По большей части я никого здесь не знал. Но с южной стороны собора, брезгливо сжимая двумя пальчиками большую щетку в мыльном растворе и придерживая длинный рукав пестрого кимоно стояла Флора. Чуть дальше от нее, совсем не по-божески ругаясь, натирал стену Дионис.

А в центре площади, едва прикрытый белой простыней и живописно подняв одну руку, застыл смазливый золотокудрый бог в лавровом венке. Вокруг него прямо на земле расположились художники с холстами и палитрами. Высунув языки и пыхтя от стараний, они спешно делали зарисовки с натуры.

Прямо фотосессия премии Оскар на красной ковровой дорожке! Тяжелый труд папарацци в условиях средневекового быта.

— Аполлон, да ты задрал уже! — совсем непочтительно рявкнул Дионис. — Хорош уже ляжками отсвечивать, работать кто будет⁈

Бог в лавровом венке развернулся другим боком, поправил простыню, отставил одну ногу и замер с щеткой в руке, будто со скипетром.

— Я не могу отказать своим поклонникам запечатлеть мою духовную близость к смертному народу! — пафосно проговорил он мелодичным голосом певца.

— А можно, я на фоне вас потом еще и себя нарисую? — глядя влюбленными глазами на Аполлона, робко спросила одна художница, миловидная девчушка с россыпью соломенных кудрей.

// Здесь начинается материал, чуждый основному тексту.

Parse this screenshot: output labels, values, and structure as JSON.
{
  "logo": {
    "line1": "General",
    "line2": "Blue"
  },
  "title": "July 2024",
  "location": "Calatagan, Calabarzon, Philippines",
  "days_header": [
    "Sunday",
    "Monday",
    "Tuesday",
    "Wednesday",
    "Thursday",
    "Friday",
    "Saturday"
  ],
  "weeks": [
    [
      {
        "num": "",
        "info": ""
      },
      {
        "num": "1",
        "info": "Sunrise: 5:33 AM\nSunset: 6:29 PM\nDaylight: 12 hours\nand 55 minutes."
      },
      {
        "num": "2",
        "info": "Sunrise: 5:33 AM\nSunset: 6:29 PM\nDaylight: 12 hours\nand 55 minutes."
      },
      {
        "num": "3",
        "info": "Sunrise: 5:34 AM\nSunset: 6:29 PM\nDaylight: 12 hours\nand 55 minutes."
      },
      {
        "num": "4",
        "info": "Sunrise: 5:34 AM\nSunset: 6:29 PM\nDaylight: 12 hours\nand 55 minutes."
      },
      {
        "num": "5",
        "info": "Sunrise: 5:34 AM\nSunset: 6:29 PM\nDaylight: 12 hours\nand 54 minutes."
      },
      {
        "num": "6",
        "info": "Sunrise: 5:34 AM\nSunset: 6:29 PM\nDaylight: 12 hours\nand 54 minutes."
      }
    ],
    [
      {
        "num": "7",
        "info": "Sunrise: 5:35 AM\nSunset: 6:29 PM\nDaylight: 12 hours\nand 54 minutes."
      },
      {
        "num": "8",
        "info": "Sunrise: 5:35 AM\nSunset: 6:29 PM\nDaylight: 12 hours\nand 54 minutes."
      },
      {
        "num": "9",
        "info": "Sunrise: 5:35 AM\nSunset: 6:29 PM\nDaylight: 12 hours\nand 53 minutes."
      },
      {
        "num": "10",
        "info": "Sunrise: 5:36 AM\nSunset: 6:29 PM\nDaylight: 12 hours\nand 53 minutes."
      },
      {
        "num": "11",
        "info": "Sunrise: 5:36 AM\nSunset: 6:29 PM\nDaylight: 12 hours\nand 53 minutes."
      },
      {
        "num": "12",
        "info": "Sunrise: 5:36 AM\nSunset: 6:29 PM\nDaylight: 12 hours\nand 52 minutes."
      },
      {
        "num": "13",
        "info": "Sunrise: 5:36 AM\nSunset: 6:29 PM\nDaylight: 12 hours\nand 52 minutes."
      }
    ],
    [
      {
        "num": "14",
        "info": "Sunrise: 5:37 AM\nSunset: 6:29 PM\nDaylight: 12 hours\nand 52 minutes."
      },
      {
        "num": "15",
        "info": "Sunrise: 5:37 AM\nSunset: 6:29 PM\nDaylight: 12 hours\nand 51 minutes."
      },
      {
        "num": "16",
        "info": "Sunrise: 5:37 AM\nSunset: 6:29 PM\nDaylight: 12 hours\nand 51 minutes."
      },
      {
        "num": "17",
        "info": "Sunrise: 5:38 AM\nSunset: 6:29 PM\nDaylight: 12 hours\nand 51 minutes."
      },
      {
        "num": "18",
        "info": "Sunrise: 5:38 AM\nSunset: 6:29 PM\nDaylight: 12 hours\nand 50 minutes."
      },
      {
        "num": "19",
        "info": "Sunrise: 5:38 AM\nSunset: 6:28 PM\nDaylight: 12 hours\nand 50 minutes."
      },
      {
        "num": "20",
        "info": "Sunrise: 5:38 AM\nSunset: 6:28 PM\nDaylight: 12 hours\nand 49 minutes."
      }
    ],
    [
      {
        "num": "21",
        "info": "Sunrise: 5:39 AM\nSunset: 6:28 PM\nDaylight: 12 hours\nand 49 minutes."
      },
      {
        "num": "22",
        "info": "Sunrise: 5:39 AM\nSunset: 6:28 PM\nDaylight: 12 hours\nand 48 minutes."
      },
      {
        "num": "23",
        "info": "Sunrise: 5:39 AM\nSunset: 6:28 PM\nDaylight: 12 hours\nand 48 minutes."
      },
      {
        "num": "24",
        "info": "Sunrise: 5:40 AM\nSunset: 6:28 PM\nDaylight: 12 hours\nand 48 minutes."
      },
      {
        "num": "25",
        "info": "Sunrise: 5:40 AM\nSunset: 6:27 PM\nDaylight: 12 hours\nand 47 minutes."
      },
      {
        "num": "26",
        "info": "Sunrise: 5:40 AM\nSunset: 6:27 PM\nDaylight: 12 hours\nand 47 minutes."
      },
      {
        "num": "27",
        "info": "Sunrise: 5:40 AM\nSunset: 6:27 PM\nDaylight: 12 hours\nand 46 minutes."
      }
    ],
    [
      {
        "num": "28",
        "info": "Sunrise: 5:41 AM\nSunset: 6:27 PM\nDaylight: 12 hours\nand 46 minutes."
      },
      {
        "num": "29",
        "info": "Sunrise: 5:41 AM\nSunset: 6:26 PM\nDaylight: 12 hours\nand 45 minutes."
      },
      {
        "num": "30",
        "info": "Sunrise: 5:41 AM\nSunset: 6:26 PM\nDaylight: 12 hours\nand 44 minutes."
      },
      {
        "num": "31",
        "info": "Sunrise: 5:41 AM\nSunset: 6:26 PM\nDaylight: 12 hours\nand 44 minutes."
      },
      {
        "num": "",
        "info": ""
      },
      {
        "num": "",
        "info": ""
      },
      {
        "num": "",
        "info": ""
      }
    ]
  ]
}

— Можно, — милостиво кивнул бог.

— А я? — странным голосом проговорил жирный и потный парень с тонкими усиками. — Можно, я тоже потом себя дорисую?

— А вот это не стоит, — смерил его брезгливым взглядом Аполлон.

— Иди сюда, лентяй! — рявкнул на него Дионис и швырнул в звезду телеэкрана грязную тряпку в пене.

Аполлон ахнул, картинно развел руки — и покрывало, как белое облако, будто нечаянно упало к его ногам.

— А-ааааах! — в один голос вздохнули женщины, во все глаза уставившись на обнаженного красавца.

И тут Дионис увидел меня.

— Ба, да это же Даня! — ткнул он на меня пальцем, и толпа, проследив за его жестом, обернулась к нашей доблестной команде. — А ну-ка сыпь сюда, коллега!

— Коллега?.. — услышал я сдавленный шепот за спиной. — Это он про кого?

— А разве этот парень — не из школы «Парящего грифа»?.. — возразил другой голос.

Но Дионис уже топал ко мне, широко улыбаясь. Раздвинув стражников, он протолкнулся к нашей компашке и крепко стиснул меня в дружественных объятиях.

— Здорово! О, да ты, как я смотрю, даром время не терял? — ухмыльнулся он. — Давай-ка, пошли со мной!..

Он схватил меня за руку и протащил за оцепление, не слушая слабых возражений.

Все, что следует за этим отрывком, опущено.